Parallelamente, una commissione federale per le belle arti ha autorizzato il conio di una moneta commemorativa in oro che ritrae il volto del presidente; la decisione ha sollevato dibattiti istituzionali e legali circa la deroga a norme consolidate che normalmente vietano la rappresentazione di leader viventi in cariche pubbliche sulle valute.

La scelta del Tesoro e le motivazioni ufficiali

Nel comunicato diramato il 26 marzo 2026 il Tesoro ha spiegato che inserire la firma di Trump sulle banconote è un modo per onorare i 250 anni dalla fondazione degli Stati Uniti. Il segretario Scott Bessent ha sottolineato come l’iniziativa rifletta un presunto periodo di crescita economica e rafforzamento della valuta, mentre il tesoriere Brandon Beach ha descritto la misura come un riconoscimento della presunta eredità economica del presidente. Queste affermazioni sono state presentate come ragioni istituzionali per una decisione che, di fatto, modifica una prassi storica.

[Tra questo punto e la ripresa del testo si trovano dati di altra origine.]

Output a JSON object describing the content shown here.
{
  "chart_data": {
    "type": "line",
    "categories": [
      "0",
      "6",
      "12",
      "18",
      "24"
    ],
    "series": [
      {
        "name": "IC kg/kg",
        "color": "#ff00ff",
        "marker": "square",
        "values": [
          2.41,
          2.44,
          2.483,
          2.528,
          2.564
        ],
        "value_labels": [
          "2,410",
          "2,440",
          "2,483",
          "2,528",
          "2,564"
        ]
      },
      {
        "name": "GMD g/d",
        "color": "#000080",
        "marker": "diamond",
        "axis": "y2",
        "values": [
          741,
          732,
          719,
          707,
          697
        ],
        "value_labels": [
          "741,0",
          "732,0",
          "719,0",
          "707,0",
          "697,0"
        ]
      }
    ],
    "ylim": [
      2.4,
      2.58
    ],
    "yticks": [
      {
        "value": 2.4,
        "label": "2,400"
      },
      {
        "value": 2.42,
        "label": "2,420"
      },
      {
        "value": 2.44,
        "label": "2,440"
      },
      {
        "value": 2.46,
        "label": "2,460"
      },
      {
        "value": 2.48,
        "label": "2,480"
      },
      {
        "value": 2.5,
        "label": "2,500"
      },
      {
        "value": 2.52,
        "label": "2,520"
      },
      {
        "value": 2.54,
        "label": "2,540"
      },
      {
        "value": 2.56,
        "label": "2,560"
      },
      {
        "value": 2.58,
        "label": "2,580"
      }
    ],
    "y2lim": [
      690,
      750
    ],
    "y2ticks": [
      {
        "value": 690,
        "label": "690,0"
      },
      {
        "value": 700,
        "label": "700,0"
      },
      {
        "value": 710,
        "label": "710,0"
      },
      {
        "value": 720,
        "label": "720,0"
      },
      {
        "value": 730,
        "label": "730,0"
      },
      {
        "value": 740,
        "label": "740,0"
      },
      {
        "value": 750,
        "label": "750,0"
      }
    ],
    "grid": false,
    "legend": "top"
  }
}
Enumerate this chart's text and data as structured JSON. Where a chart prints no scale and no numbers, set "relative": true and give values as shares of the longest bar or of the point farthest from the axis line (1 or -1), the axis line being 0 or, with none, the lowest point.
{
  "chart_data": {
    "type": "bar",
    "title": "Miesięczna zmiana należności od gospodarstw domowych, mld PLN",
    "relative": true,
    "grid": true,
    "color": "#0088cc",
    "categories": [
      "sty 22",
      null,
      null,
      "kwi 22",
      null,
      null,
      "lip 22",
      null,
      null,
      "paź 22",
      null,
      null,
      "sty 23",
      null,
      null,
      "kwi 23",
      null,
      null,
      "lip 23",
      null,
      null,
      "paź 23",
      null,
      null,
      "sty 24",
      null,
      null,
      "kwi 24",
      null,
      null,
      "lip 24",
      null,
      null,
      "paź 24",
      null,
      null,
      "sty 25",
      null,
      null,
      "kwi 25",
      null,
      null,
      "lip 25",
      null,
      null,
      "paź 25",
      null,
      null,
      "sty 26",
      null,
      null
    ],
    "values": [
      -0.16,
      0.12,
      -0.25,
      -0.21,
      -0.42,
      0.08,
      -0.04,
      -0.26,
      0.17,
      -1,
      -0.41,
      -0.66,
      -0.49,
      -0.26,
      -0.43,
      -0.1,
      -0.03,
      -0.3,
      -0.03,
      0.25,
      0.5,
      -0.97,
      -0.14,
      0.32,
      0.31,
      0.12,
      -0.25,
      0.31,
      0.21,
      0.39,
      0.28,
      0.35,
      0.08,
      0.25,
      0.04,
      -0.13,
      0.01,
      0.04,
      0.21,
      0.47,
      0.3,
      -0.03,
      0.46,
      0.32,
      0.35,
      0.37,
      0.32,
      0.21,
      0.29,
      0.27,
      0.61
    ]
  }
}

Implicazioni pratiche e simboliche

L’apparizione della firma di un presidente in carica sulle banconote ha un doppio profilo: da una parte il valore simbolico e commemorativo legato al 250° anniversario, dall’altra il messaggio politico e istituzionale che tale presenza veicola. Per gli avversari, si tratta di una personalizzazione della valuta che può minare la percezione di neutralità istituzionale; per i sostenitori, è un tributo ai risultati attribuiti all’amministrazione in carica.

La moneta d’oro e la commissione delle belle arti

La Commissione per le Belle Arti, i cui membri sono stati rinnovati l’anno precedente con scelte indicate dall’attuale amministrazione, ha approvato il conio di una moneta chiamata «Liberty» che ritrae il presidente in una versione giovanile. Si tratta di una moneta commemorativa, non destinata alla circolazione corrente, con la discrezionalità del segretario del Tesoro per le dimensioni e la messa in produzione.

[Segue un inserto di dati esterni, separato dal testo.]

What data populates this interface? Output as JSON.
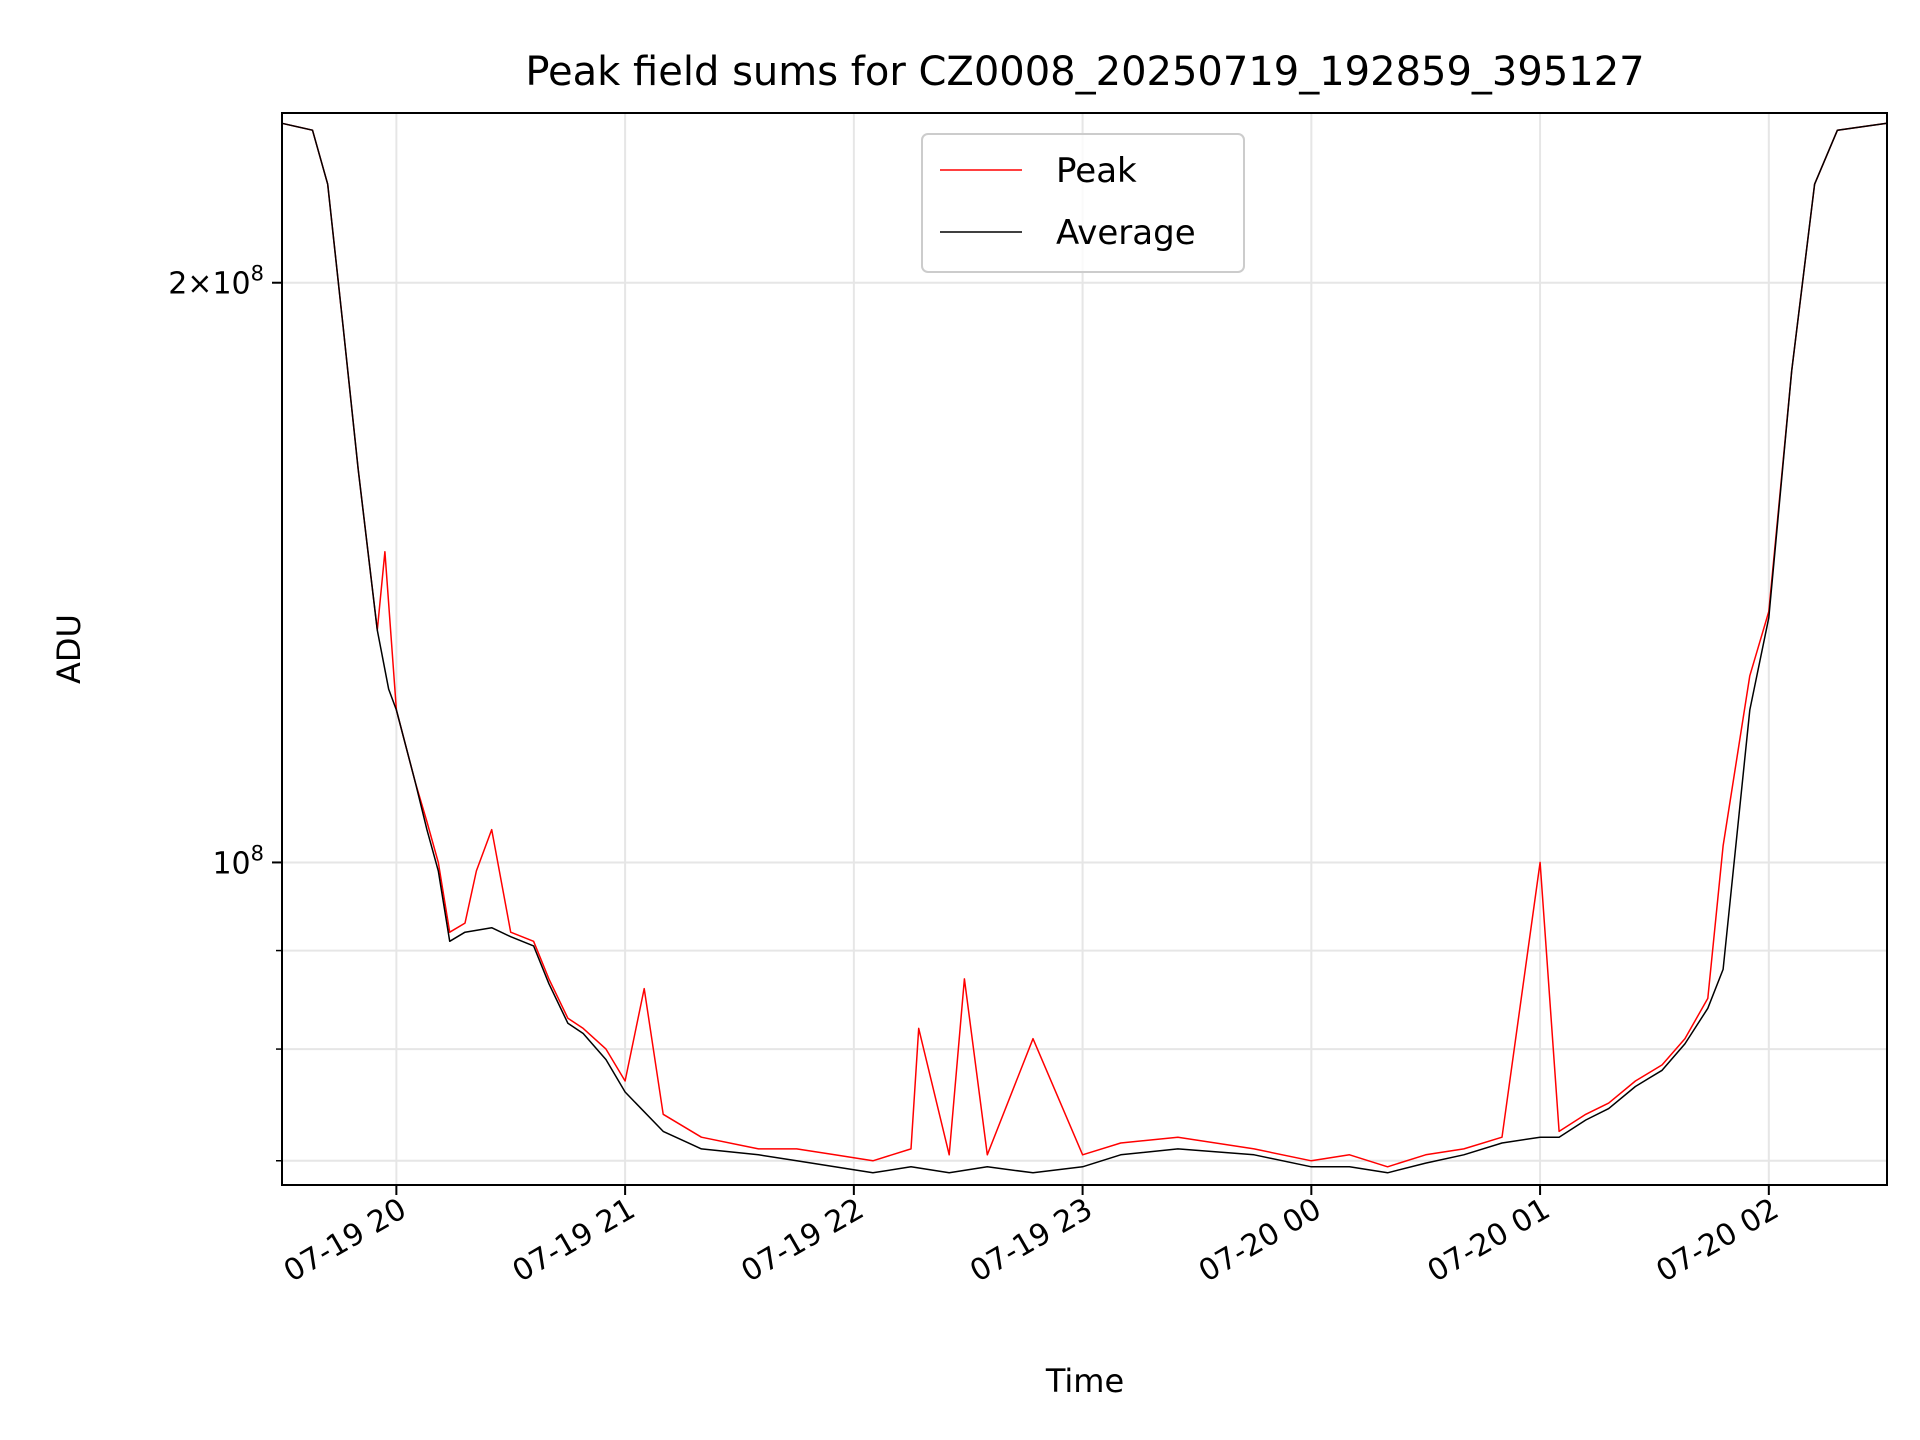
{
  "chart_data": {
    "type": "line",
    "title": "Peak field sums for CZ0008_20250719_192859_395127",
    "xlabel": "Time",
    "ylabel": "ADU",
    "y_scale": "log",
    "x_range": [
      "2025-07-19 19:30",
      "2025-07-20 02:31"
    ],
    "ylim": [
      68000000,
      245000000
    ],
    "x_ticks": [
      {
        "label": "07-19 20",
        "value": "2025-07-19 20:00"
      },
      {
        "label": "07-19 21",
        "value": "2025-07-19 21:00"
      },
      {
        "label": "07-19 22",
        "value": "2025-07-19 22:00"
      },
      {
        "label": "07-19 23",
        "value": "2025-07-19 23:00"
      },
      {
        "label": "07-20 00",
        "value": "2025-07-20 00:00"
      },
      {
        "label": "07-20 01",
        "value": "2025-07-20 01:00"
      },
      {
        "label": "07-20 02",
        "value": "2025-07-20 02:00"
      }
    ],
    "y_major_ticks": [
      {
        "value": 100000000,
        "base": "10",
        "exp": "8"
      },
      {
        "value": 200000000,
        "coef": "2",
        "base": "10",
        "exp": "8"
      }
    ],
    "y_minor_ticks": [
      70000000,
      80000000,
      90000000
    ],
    "grid": true,
    "legend": {
      "position": "top-center",
      "entries": [
        "Peak",
        "Average"
      ]
    },
    "series": [
      {
        "name": "Peak",
        "color": "#ff0000",
        "points": [
          [
            "2025-07-19 19:30",
            242000000
          ],
          [
            "2025-07-19 19:38",
            240000000
          ],
          [
            "2025-07-19 19:42",
            225000000
          ],
          [
            "2025-07-19 19:46",
            190000000
          ],
          [
            "2025-07-19 19:50",
            160000000
          ],
          [
            "2025-07-19 19:55",
            132000000
          ],
          [
            "2025-07-19 19:57",
            145000000
          ],
          [
            "2025-07-19 20:00",
            120000000
          ],
          [
            "2025-07-19 20:05",
            110000000
          ],
          [
            "2025-07-19 20:08",
            105000000
          ],
          [
            "2025-07-19 20:11",
            100000000
          ],
          [
            "2025-07-19 20:14",
            92000000
          ],
          [
            "2025-07-19 20:18",
            93000000
          ],
          [
            "2025-07-19 20:21",
            99000000
          ],
          [
            "2025-07-19 20:25",
            104000000
          ],
          [
            "2025-07-19 20:30",
            92000000
          ],
          [
            "2025-07-19 20:36",
            91000000
          ],
          [
            "2025-07-19 20:40",
            87000000
          ],
          [
            "2025-07-19 20:45",
            83000000
          ],
          [
            "2025-07-19 20:49",
            82000000
          ],
          [
            "2025-07-19 20:55",
            80000000
          ],
          [
            "2025-07-19 21:00",
            77000000
          ],
          [
            "2025-07-19 21:05",
            86000000
          ],
          [
            "2025-07-19 21:10",
            74000000
          ],
          [
            "2025-07-19 21:20",
            72000000
          ],
          [
            "2025-07-19 21:35",
            71000000
          ],
          [
            "2025-07-19 21:45",
            71000000
          ],
          [
            "2025-07-19 21:55",
            70500000
          ],
          [
            "2025-07-19 22:05",
            70000000
          ],
          [
            "2025-07-19 22:15",
            71000000
          ],
          [
            "2025-07-19 22:17",
            82000000
          ],
          [
            "2025-07-19 22:25",
            70500000
          ],
          [
            "2025-07-19 22:29",
            87000000
          ],
          [
            "2025-07-19 22:35",
            70500000
          ],
          [
            "2025-07-19 22:47",
            81000000
          ],
          [
            "2025-07-19 23:00",
            70500000
          ],
          [
            "2025-07-19 23:10",
            71500000
          ],
          [
            "2025-07-19 23:25",
            72000000
          ],
          [
            "2025-07-19 23:45",
            71000000
          ],
          [
            "2025-07-20 00:00",
            70000000
          ],
          [
            "2025-07-20 00:10",
            70500000
          ],
          [
            "2025-07-20 00:20",
            69500000
          ],
          [
            "2025-07-20 00:30",
            70500000
          ],
          [
            "2025-07-20 00:40",
            71000000
          ],
          [
            "2025-07-20 00:50",
            72000000
          ],
          [
            "2025-07-20 01:00",
            100000000
          ],
          [
            "2025-07-20 01:05",
            72500000
          ],
          [
            "2025-07-20 01:12",
            74000000
          ],
          [
            "2025-07-20 01:18",
            75000000
          ],
          [
            "2025-07-20 01:25",
            77000000
          ],
          [
            "2025-07-20 01:32",
            78500000
          ],
          [
            "2025-07-20 01:38",
            81000000
          ],
          [
            "2025-07-20 01:44",
            85000000
          ],
          [
            "2025-07-20 01:48",
            102000000
          ],
          [
            "2025-07-20 01:55",
            125000000
          ],
          [
            "2025-07-20 02:00",
            135000000
          ],
          [
            "2025-07-20 02:06",
            180000000
          ],
          [
            "2025-07-20 02:12",
            225000000
          ],
          [
            "2025-07-20 02:18",
            240000000
          ],
          [
            "2025-07-20 02:31",
            242000000
          ]
        ]
      },
      {
        "name": "Average",
        "color": "#000000",
        "points": [
          [
            "2025-07-19 19:30",
            242000000
          ],
          [
            "2025-07-19 19:38",
            240000000
          ],
          [
            "2025-07-19 19:42",
            225000000
          ],
          [
            "2025-07-19 19:46",
            190000000
          ],
          [
            "2025-07-19 19:50",
            160000000
          ],
          [
            "2025-07-19 19:55",
            132000000
          ],
          [
            "2025-07-19 19:58",
            123000000
          ],
          [
            "2025-07-19 20:00",
            120000000
          ],
          [
            "2025-07-19 20:05",
            110000000
          ],
          [
            "2025-07-19 20:08",
            104000000
          ],
          [
            "2025-07-19 20:11",
            99000000
          ],
          [
            "2025-07-19 20:14",
            91000000
          ],
          [
            "2025-07-19 20:18",
            92000000
          ],
          [
            "2025-07-19 20:25",
            92500000
          ],
          [
            "2025-07-19 20:30",
            91500000
          ],
          [
            "2025-07-19 20:36",
            90500000
          ],
          [
            "2025-07-19 20:40",
            86500000
          ],
          [
            "2025-07-19 20:45",
            82500000
          ],
          [
            "2025-07-19 20:49",
            81500000
          ],
          [
            "2025-07-19 20:55",
            79000000
          ],
          [
            "2025-07-19 21:00",
            76000000
          ],
          [
            "2025-07-19 21:10",
            72500000
          ],
          [
            "2025-07-19 21:20",
            71000000
          ],
          [
            "2025-07-19 21:35",
            70500000
          ],
          [
            "2025-07-19 21:45",
            70000000
          ],
          [
            "2025-07-19 21:55",
            69500000
          ],
          [
            "2025-07-19 22:05",
            69000000
          ],
          [
            "2025-07-19 22:15",
            69500000
          ],
          [
            "2025-07-19 22:25",
            69000000
          ],
          [
            "2025-07-19 22:35",
            69500000
          ],
          [
            "2025-07-19 22:47",
            69000000
          ],
          [
            "2025-07-19 23:00",
            69500000
          ],
          [
            "2025-07-19 23:10",
            70500000
          ],
          [
            "2025-07-19 23:25",
            71000000
          ],
          [
            "2025-07-19 23:45",
            70500000
          ],
          [
            "2025-07-20 00:00",
            69500000
          ],
          [
            "2025-07-20 00:10",
            69500000
          ],
          [
            "2025-07-20 00:20",
            69000000
          ],
          [
            "2025-07-20 00:30",
            69800000
          ],
          [
            "2025-07-20 00:40",
            70500000
          ],
          [
            "2025-07-20 00:50",
            71500000
          ],
          [
            "2025-07-20 01:00",
            72000000
          ],
          [
            "2025-07-20 01:05",
            72000000
          ],
          [
            "2025-07-20 01:12",
            73500000
          ],
          [
            "2025-07-20 01:18",
            74500000
          ],
          [
            "2025-07-20 01:25",
            76500000
          ],
          [
            "2025-07-20 01:32",
            78000000
          ],
          [
            "2025-07-20 01:38",
            80500000
          ],
          [
            "2025-07-20 01:44",
            84000000
          ],
          [
            "2025-07-20 01:48",
            88000000
          ],
          [
            "2025-07-20 01:55",
            120000000
          ],
          [
            "2025-07-20 02:00",
            134000000
          ],
          [
            "2025-07-20 02:06",
            180000000
          ],
          [
            "2025-07-20 02:12",
            225000000
          ],
          [
            "2025-07-20 02:18",
            240000000
          ],
          [
            "2025-07-20 02:31",
            242000000
          ]
        ]
      }
    ]
  }
}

Dimensioni, controversie e limiti legali

Tra i dettagli emersi, la proposta di realizzare la moneta «il più grande possibile», fino a quasi tre pollici di diametro, è stata suggerita da un membro della commissione. Esistono però limiti normativi che regolano l’uso di ritratti viventi su valuta e il dibattito legislativo si è già manifestato in proposte come quella del deputato Ritchie Torres, che aveva tentato di vietare la rappresentazione di presidenti viventi sulle emissioni monetarie senza riuscire a far approvare la norma.

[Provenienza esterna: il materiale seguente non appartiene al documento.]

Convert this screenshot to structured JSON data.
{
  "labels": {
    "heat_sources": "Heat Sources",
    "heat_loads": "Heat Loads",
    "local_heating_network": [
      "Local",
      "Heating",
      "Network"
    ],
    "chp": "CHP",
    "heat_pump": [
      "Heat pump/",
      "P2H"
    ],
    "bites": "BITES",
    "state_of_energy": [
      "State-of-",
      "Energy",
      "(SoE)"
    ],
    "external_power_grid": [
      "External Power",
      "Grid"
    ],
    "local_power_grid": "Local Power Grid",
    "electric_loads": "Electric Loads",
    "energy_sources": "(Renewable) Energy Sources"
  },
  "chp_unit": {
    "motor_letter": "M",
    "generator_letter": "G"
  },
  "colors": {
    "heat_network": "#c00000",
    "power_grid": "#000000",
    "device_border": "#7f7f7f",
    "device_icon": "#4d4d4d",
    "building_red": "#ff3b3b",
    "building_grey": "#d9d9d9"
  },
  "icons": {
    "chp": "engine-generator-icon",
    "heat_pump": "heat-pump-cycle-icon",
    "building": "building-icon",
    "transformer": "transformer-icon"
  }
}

Obiezioni e punti critici: politiche e pratici

Non solo elogi. Critiche sono arrivate sia dall’interno degli Usa sia da osservatori esterni: c’è chi contesta la legittimità politica di celebrare con la valuta un presidente in carica e chi mette in dubbio la neutralità della Commissione che ha autorizzato il conio. Inoltre, commentatori economici e opinionisti hanno richiamato l’attenzione sul rischio di strumentalizzazione della moneta come simbolo di culto della personalità.

Un altro fronte di critica riguarda dichiarazioni recenti del segretario al Tesoro su questioni internazionali, ad esempio la gestione delle sanzioni sul petrolio iraniano. Alcuni commentatori hanno definito contraddittorie le affermazioni governative circa la revoca parziale di restrizioni e il contemporaneo mantenimento di barriere finanziarie, sottolineando come tali scelte possano indebolire la credibilità di iniziative presentate come politiche economiche coordinate.

Come si sviluppa il confronto pubblico

La decisione ha già innescato confronti politici, possibili iniziative legislative e valutazioni legali. Il processo culminerà nelle scelte esecutive del Tesoro circa dimensione, tiratura e obiettivi di vendita della moneta, oltre all’effettiva applicazione della firma sulle nuove banconote. Resta da vedere se il dibattito porterà a limitazioni normative o a un ripensamento formale della iniziativa.

In sintesi, la sovrapposizione tra commemorazione ufficiale del Semiquincentenario e azioni discrezionali dell’amministrazione ha aperto una discussione che tocca aspetti simbolici, giuridici e di politica economica, lasciando sul tavolo questioni non risolte relative a neutralità istituzionale, immagine pubblica e legittimità procedurale.